Complessivamente, si legge nel report, «ogni anno, le nove nazioni armate (Stati Uniti, Russia, Regno Unito, Francia, Cina, India, Pakistan, Israele, Corea del Nord, ndr) spendono in tutto oltre 100 miliardi di dollari per le loro attività nucleari: assemblamento di nuove testate, modernizzazione di quelle più vecchie, costruzione di missili balistici, bombe e sottomarini per il lancio di queste armi». Un mucchio di soldi, dunque, che per lo più arriva da compagnie private.
Le istituzioni finanziarie che permettono di sopravvivere ai maggiori 20 produttori d’armi nucleari – tutti coinvolti nei programmi di armamento nucleare di Stati Uniti, Regno Unito, Francia e India – si trovano per più della metà negli Stati Uniti, per un terzo in Europa e, per la parte restante, in Asia, Austrialia e Medio Oriente.
La maggior parte investe in una o due società del settore, metre qualcuna investe in diversi produttori. Gli istituti più invischiati nel periodo considerato, stando al rapporto, sono Bank of America, BlackRock e Jp Morgan Chase negli Usa; Bnp Paribas in Francia (a cui fa capo l’italiana Bnl); Deutsche Bank in Germania; Mitsubishi Ufj Financial in Giappone.
Nella lista delle 322 istituzioni identificate nel report come «sostanzialmente coinvolte nel finanziamento dei produttori di armi nucleari», pur con diverse modalità e non sempre per tutti gli anni presi in considerazione, si trovano ben 13 italiane. Così tante da portarci al terzo posto (a pari merito con l’India) a livello mondiale da questo punto di vista, secondi solo a Stati Uniti (169 istituti) e Regno Unito (41).
Gli istituti coinvolti sono di tutte le dimensioni. Ci sono i big del credito italiano, come Intesa Sanpaolo, Unicredit, Ubi Banca, Banca Monte dei Paschi di Siena, per esempio. Ma c’è anche la storica Mediobanca, così come Banca Leonardo, Banca Popolare di Milano, Banca Popolare di Sondrio, Banca Popolare Emilia-Romagna, Banca Popolare di Vicenza, Banco Popolare, Credito Emiliano, Gruppo Carige.

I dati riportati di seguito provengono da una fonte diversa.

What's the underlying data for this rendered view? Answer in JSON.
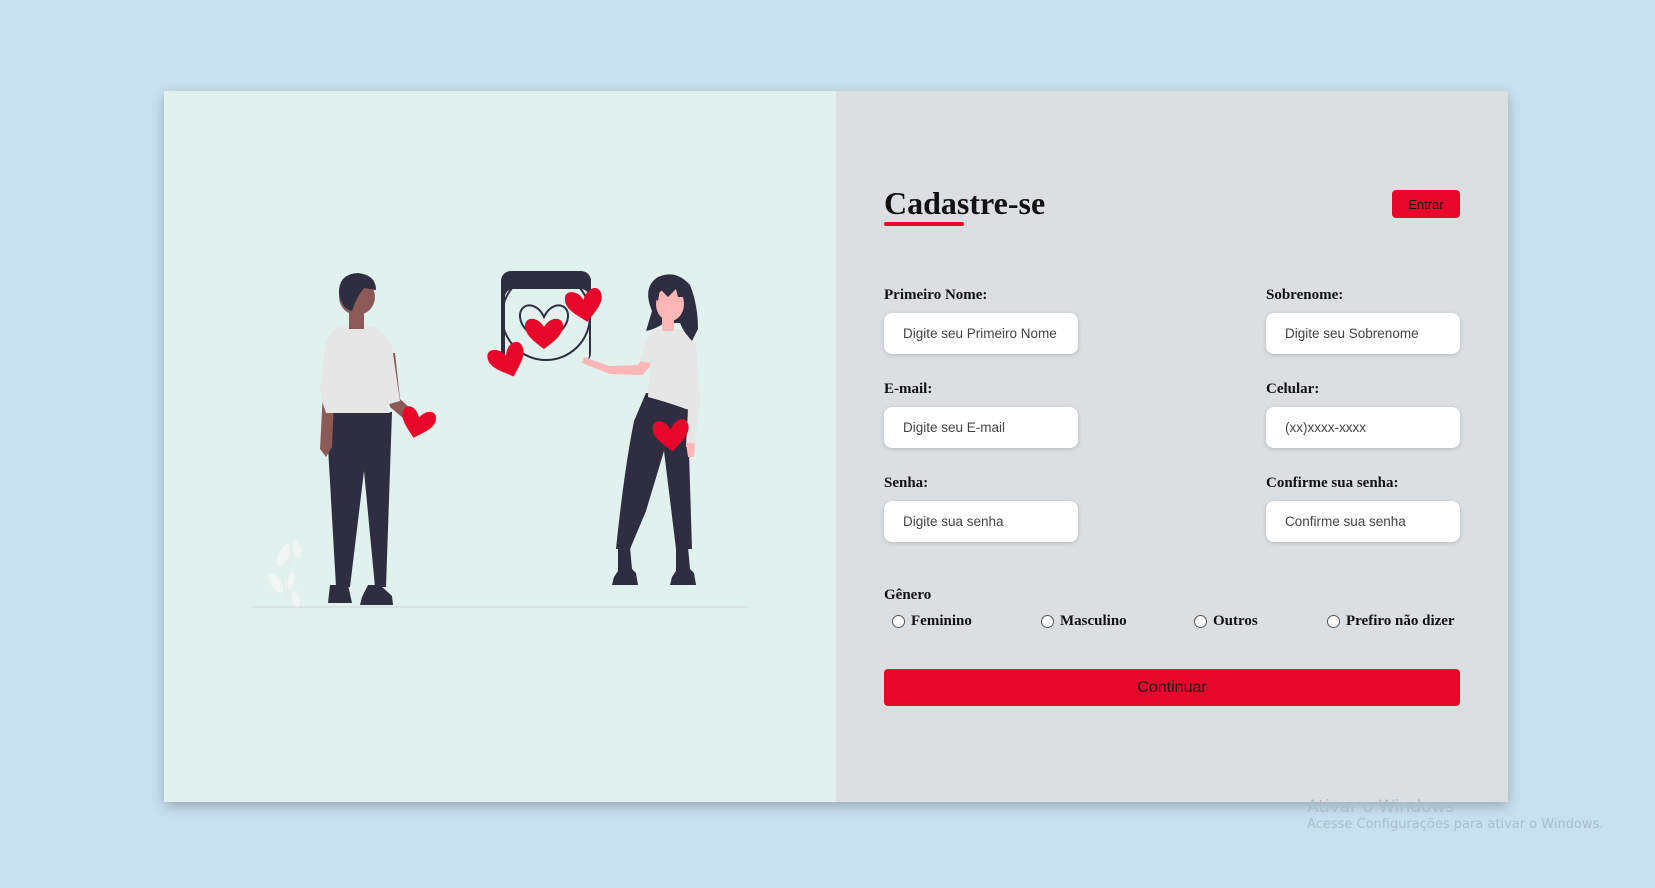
{
  "form": {
    "title": "Cadastre-se",
    "login_label": "Entrar",
    "fields": [
      {
        "label": "Primeiro Nome:",
        "placeholder": "Digite seu Primeiro Nome",
        "value": ""
      },
      {
        "label": "Sobrenome:",
        "placeholder": "Digite seu Sobrenome",
        "value": ""
      },
      {
        "label": "E-mail:",
        "placeholder": "Digite seu E-mail",
        "value": ""
      },
      {
        "label": "Celular:",
        "placeholder": "(xx)xxxx-xxxx",
        "value": ""
      },
      {
        "label": "Senha:",
        "placeholder": "Digite sua senha",
        "value": ""
      },
      {
        "label": "Confirme sua senha:",
        "placeholder": "Confirme sua senha",
        "value": ""
      }
    ],
    "gender": {
      "title": "Gênero",
      "options": [
        "Feminino",
        "Masculino",
        "Outros",
        "Prefiro não dizer"
      ],
      "selected": null
    },
    "continue_label": "Continuar"
  },
  "watermark": {
    "title": "Ativar o Windows",
    "subtitle": "Acesse Configurações para ativar o Windows."
  },
  "colors": {
    "page_background": "#c9e1ef",
    "illustration_background": "#e0f1ee",
    "form_background": "#dcdfe2",
    "accent": "#e8072a",
    "figure_dark": "#2f2e41",
    "shirt": "#e6e6e6"
  },
  "icons": {
    "illustration": "couple-hearts-illustration",
    "gender_radio": "radio-unchecked"
  }
}
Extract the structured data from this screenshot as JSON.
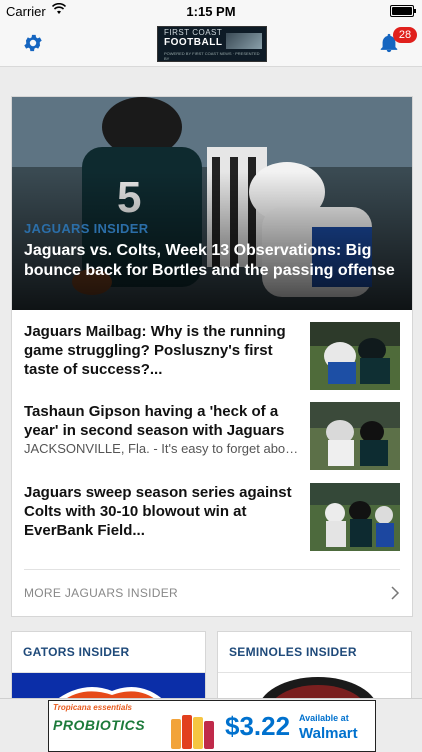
{
  "status_bar": {
    "carrier": "Carrier",
    "time": "1:15 PM"
  },
  "nav": {
    "logo": {
      "line1": "FIRST COAST",
      "line2": "FOOTBALL",
      "line3": "POWERED BY FIRST COAST NEWS · PRESENTED BY"
    },
    "notification_count": "28"
  },
  "featured": {
    "kicker": "JAGUARS INSIDER",
    "headline": "Jaguars vs. Colts, Week 13 Observations: Big bounce back for Bortles and the passing offense",
    "image": "football-photo-jaguars-qb-vs-colts"
  },
  "stories": [
    {
      "title": "Jaguars Mailbag: Why is the running game struggling? Posluszny's first taste of success?...",
      "snippet": ""
    },
    {
      "title": "Tashaun Gipson having a 'heck of a year' in second season with Jaguars",
      "snippet": "JACKSONVILLE, Fla. - It's easy to forget about the Jaguars' safeties with all of the t..."
    },
    {
      "title": "Jaguars sweep season series against Colts with 30-10 blowout win at EverBank Field...",
      "snippet": ""
    }
  ],
  "more_label": "MORE JAGUARS INSIDER",
  "sections": [
    {
      "title": "GATORS INSIDER"
    },
    {
      "title": "SEMINOLES INSIDER"
    }
  ],
  "ad": {
    "brand_top": "Tropicana essentials",
    "brand_main": "PROBIOTICS",
    "price": "$3.22",
    "available": "Available at",
    "retailer": "Walmart"
  },
  "colors": {
    "accent": "#1f4a7a",
    "kicker": "#2b6ea8",
    "badge": "#e0201c",
    "icon": "#1565c0"
  }
}
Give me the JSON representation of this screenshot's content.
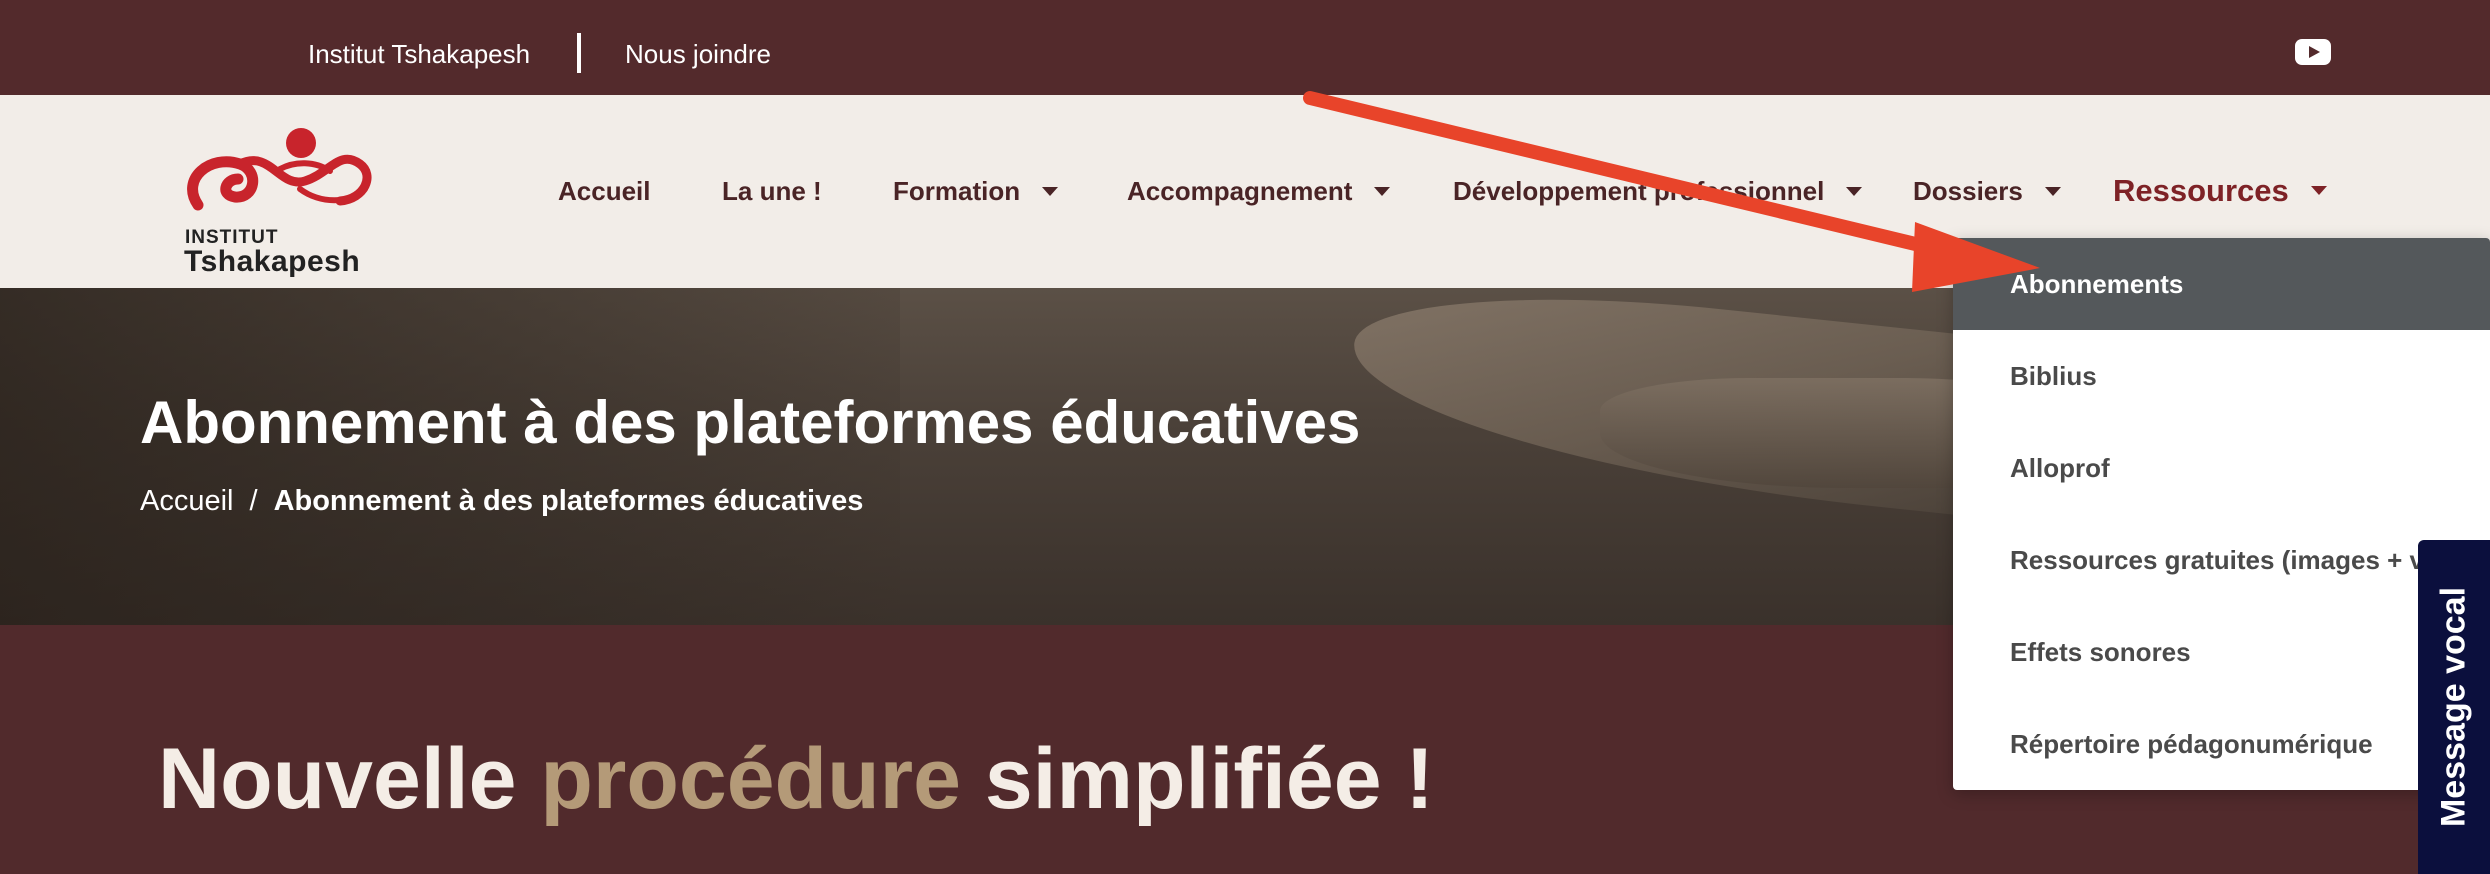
{
  "topbar": {
    "link_institut": "Institut Tshakapesh",
    "link_contact": "Nous joindre",
    "social_icon": "youtube-icon"
  },
  "logo": {
    "line1": "INSTITUT",
    "line2": "Tshakapesh",
    "icon": "institut-tshakapesh-logo-icon"
  },
  "nav": {
    "items": [
      {
        "label": "Accueil"
      },
      {
        "label": "La une !"
      },
      {
        "label": "Formation"
      },
      {
        "label": "Accompagnement"
      },
      {
        "label": "Développement professionnel"
      },
      {
        "label": "Dossiers"
      },
      {
        "label": "Ressources"
      }
    ]
  },
  "dropdown": {
    "items": [
      {
        "label": "Abonnements"
      },
      {
        "label": "Biblius"
      },
      {
        "label": "Alloprof"
      },
      {
        "label": "Ressources gratuites (images + vid"
      },
      {
        "label": "Effets sonores"
      },
      {
        "label": "Répertoire pédagonumérique"
      }
    ]
  },
  "hero": {
    "title": "Abonnement à des plateformes éducatives",
    "breadcrumb_home": "Accueil",
    "breadcrumb_sep": "/",
    "breadcrumb_current": "Abonnement à des plateformes éducatives"
  },
  "section": {
    "heading_part1": "Nouvelle",
    "heading_accent": "procédure",
    "heading_part2": "simplifiée !"
  },
  "vocal_tab": {
    "label": "Message vocal"
  },
  "colors": {
    "brand_dark": "#532a2c",
    "header_bg": "#f2ede8",
    "nav_active": "#7e2226",
    "accent_text": "#b49a78",
    "dropdown_selected": "#54585b",
    "vocal_bg": "#0b0f3d",
    "annotation_arrow": "#e8442a"
  }
}
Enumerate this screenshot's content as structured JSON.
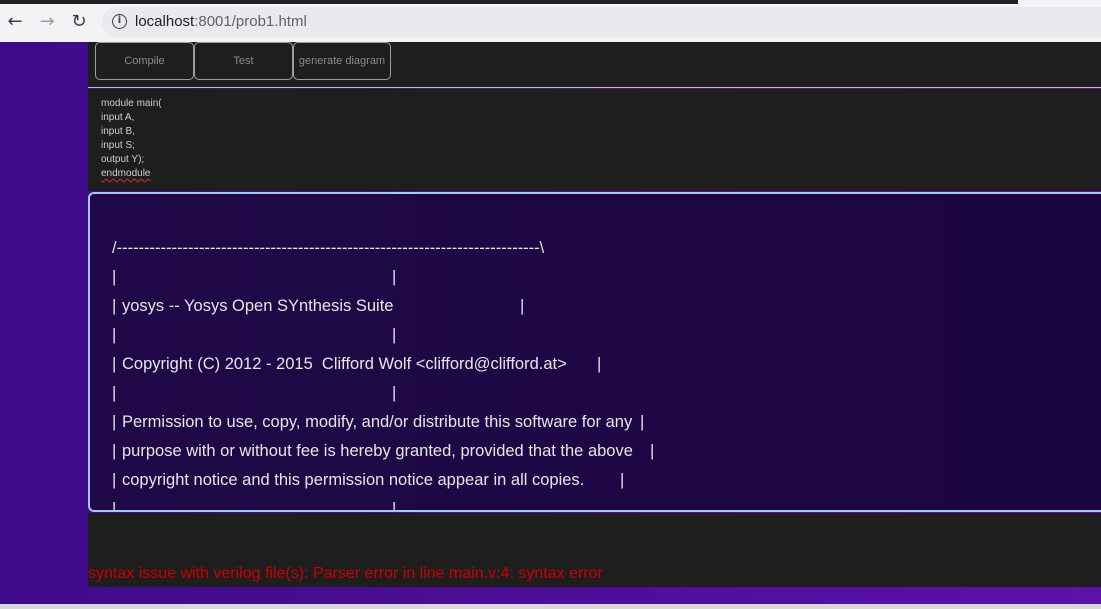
{
  "browser": {
    "url_host": "localhost",
    "url_rest": ":8001/prob1.html"
  },
  "toolbar": {
    "compile_label": "Compile",
    "test_label": "Test",
    "diagram_label": "generate diagram"
  },
  "editor": {
    "lines": [
      "module main(",
      "input A,",
      "input B,",
      "input S;",
      "output Y);",
      "endmodule"
    ]
  },
  "output": {
    "header": "/-----------------------------------------------------------------------------\\",
    "title": "yosys -- Yosys Open SYnthesis Suite",
    "copyright": "Copyright (C) 2012 - 2015  Clifford Wolf <clifford@clifford.at>",
    "perm1": "Permission to use, copy, modify, and/or distribute this software for any",
    "perm2": "purpose with or without fee is hereby granted, provided that the above",
    "perm3": "copyright notice and this permission notice appear in all copies.",
    "bar": "|"
  },
  "error": {
    "message": "syntax issue with verilog file(s): Parser error in line main.v:4: syntax error"
  }
}
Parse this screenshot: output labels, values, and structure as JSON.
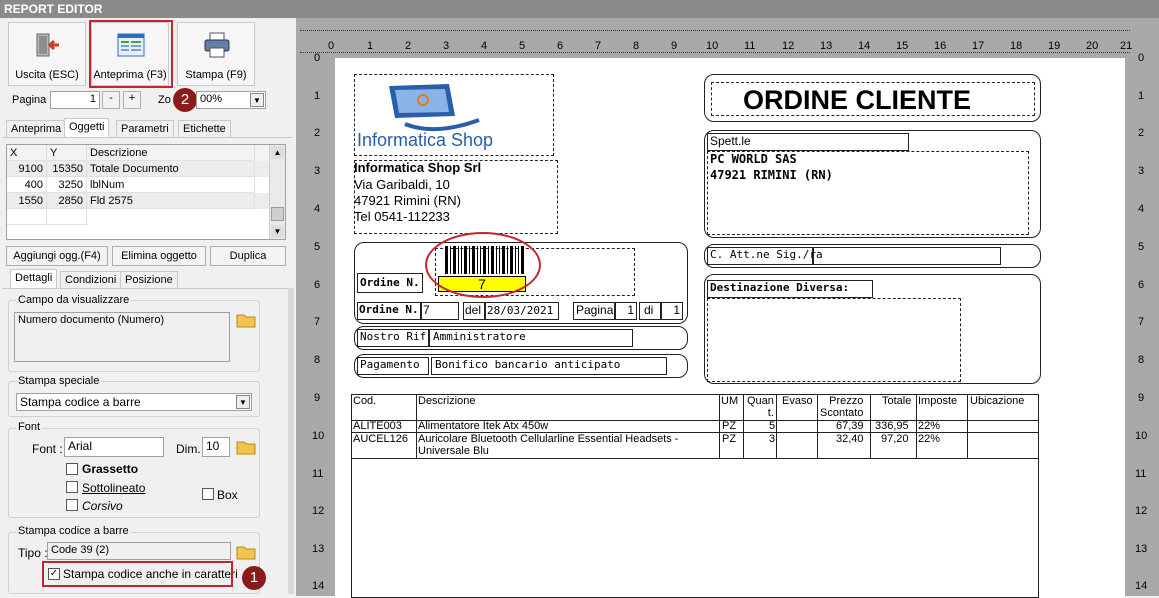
{
  "window": {
    "title": "REPORT EDITOR"
  },
  "toolbar": {
    "exit_label": "Uscita (ESC)",
    "preview_label": "Anteprima (F3)",
    "print_label": "Stampa (F9)"
  },
  "pager": {
    "page_label": "Pagina",
    "page_value": "1",
    "minus": "-",
    "plus": "+",
    "zoom_label": "Zo",
    "zoom_value": "00%"
  },
  "tabs": [
    "Anteprima",
    "Oggetti",
    "Parametri",
    "Etichette"
  ],
  "objects_grid": {
    "headers": [
      "X",
      "Y",
      "Descrizione"
    ],
    "rows": [
      {
        "x": "9100",
        "y": "15350",
        "desc": "Totale Documento"
      },
      {
        "x": "400",
        "y": "3250",
        "desc": "lblNum"
      },
      {
        "x": "1550",
        "y": "2850",
        "desc": "Fld 2575"
      }
    ]
  },
  "object_buttons": {
    "add": "Aggiungi ogg.(F4)",
    "delete": "Elimina oggetto",
    "duplicate": "Duplica"
  },
  "detail_tabs": [
    "Dettagli",
    "Condizioni",
    "Posizione"
  ],
  "field_group": {
    "label": "Campo da visualizzare",
    "value": "Numero documento (Numero)"
  },
  "special_print": {
    "label": "Stampa speciale",
    "value": "Stampa codice a barre"
  },
  "font_group": {
    "label": "Font",
    "font_label": "Font :",
    "font_value": "Arial",
    "size_label": "Dim.",
    "size_value": "10",
    "bold": "Grassetto",
    "underline": "Sottolineato",
    "italic": "Corsivo",
    "box": "Box"
  },
  "barcode_group": {
    "label": "Stampa codice a barre",
    "type_label": "Tipo :",
    "type_value": "Code 39 (2)",
    "print_chars_label": "Stampa codice anche in caratteri"
  },
  "badges": {
    "one": "1",
    "two": "2"
  },
  "ruler": {
    "top": [
      "0",
      "1",
      "2",
      "3",
      "4",
      "5",
      "6",
      "7",
      "8",
      "9",
      "10",
      "11",
      "12",
      "13",
      "14",
      "15",
      "16",
      "17",
      "18",
      "19",
      "20",
      "21"
    ],
    "left": [
      "0",
      "1",
      "2",
      "3",
      "4",
      "5",
      "6",
      "7",
      "8",
      "9",
      "10",
      "11",
      "12",
      "13",
      "14"
    ]
  },
  "report": {
    "logo_text": "Informatica Shop",
    "company": "Informatica Shop Srl",
    "address1": "Via Garibaldi, 10",
    "address2": "47921 Rimini (RN)",
    "phone": "Tel 0541-112233",
    "title": "ORDINE CLIENTE",
    "spett_label": "Spett.le",
    "customer_name": "PC WORLD SAS",
    "customer_city": "47921 RIMINI (RN)",
    "attn_label": "C. Att.ne Sig./ra",
    "dest_label": "Destinazione Diversa:",
    "order_label": "Ordine N.",
    "barcode_value": "7",
    "order_label2": "Ordine N.",
    "order_number": "7",
    "date_label": "del",
    "date_value": "28/03/2021",
    "page_label": "Pagina",
    "page_value": "1",
    "of_label": "di",
    "of_value": "1",
    "ref_label": "Nostro Rif. :",
    "ref_value": "Amministratore",
    "payment_label": "Pagamento",
    "payment_value": "Bonifico bancario anticipato",
    "table": {
      "headers": {
        "cod": "Cod.",
        "desc": "Descrizione",
        "um": "UM",
        "qty": "Quan\nt.",
        "evaso": "Evaso",
        "price": "Prezzo\nScontato",
        "total": "Totale",
        "tax": "Imposte",
        "loc": "Ubicazione"
      },
      "rows": [
        {
          "cod": "ALITE003",
          "desc": "Alimentatore Itek Atx 450w",
          "um": "PZ",
          "qty": "5",
          "price": "67,39",
          "total": "336,95",
          "tax": "22%"
        },
        {
          "cod": "AUCEL126",
          "desc": "Auricolare Bluetooth Cellularline Essential Headsets - Universale Blu",
          "um": "PZ",
          "qty": "3",
          "price": "32,40",
          "total": "97,20",
          "tax": "22%"
        }
      ]
    }
  },
  "colors": {
    "accent_red": "#c0282d",
    "badge": "#8b1a1a",
    "barcode_highlight": "#ffff00",
    "logo_blue": "#2a5ea8"
  }
}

Il rapporto non risparmia nessuno: nelle 180 pagine si trova l’analisi di tutti gli attori coinvolti. Tra i produttori, il nostro Paese è presente con Finmeccanica. La società, scrivono i ricercatori, «detiene una quota del 25% in Mbda, una joint venture con Eads e Bae Systems» che sta fornendo missili nucleari all’aeronautica francese (gli Asmpa, che possono essere lanciati dagli aerei da combattimento Mirage 2000N e dal nuovo “Rafaele”). «Mbda – si legge ancora nel rapporto – è un leader mondiale nei missili e nei sistemi missilistici, avendo prodotto oltre 3.000 missili nel 2010». La costruzione di missili, precisa la ricerca, «non include quella di testate nucleari, che sono fatte dall’agenzia governativa Commissariat á l’energie atomique».
Per quanto riguarda gli istituti finanziari, il rapporto presenta sia gli impegni assunti ufficialmente da alcune banche a uscire dal settore delle armi, sia gli investimenti fatti sin qui. E se le righe dedicate ai buoni propositi sono molte, non manca neppure un lungo elenco dei produttori di armi che hanno beneficiato di ingenti investimenti dalle 322 società analizzate, sia in modo diretto, sia attraverso compagnie del gruppo.
In attesa di vedere gli esiti degli impegni assunti per il futuro, dunque, ecco come si sono comportate le banche italiane nel periodo considerato. Intesa Sanpaolo, si legge nel report, «è coinvolta nel finanziamento di Bechtel, Boeing, Eads, Finmeccanica, General Dynamics, Honeywell International, Lockheed Martin, Northrop Grumman e Thales. Unicredit, dal canto suo, pare abbia sostenuto sin qui Eads, Finmeccanica, Honeywell International e Thales. Entrambi gli istituti si sono impegnati ufficialmente ad abbandonare il settore.
Proseguendo con la lista, si scopre che Banca Leonardo ha sostenuto la Safran, Mps ha dato una mano a Finmeccanica, così come hanno fatto Bpm, la Popolare di Sondrio, Popolare Emilia Romagna, Popolare di Vicenza, il Banco Popolare, Credito Emiliano, Gruppo Carige, Mediobanca e Ubi (quest’ultima risulta impegnata anche in Thales).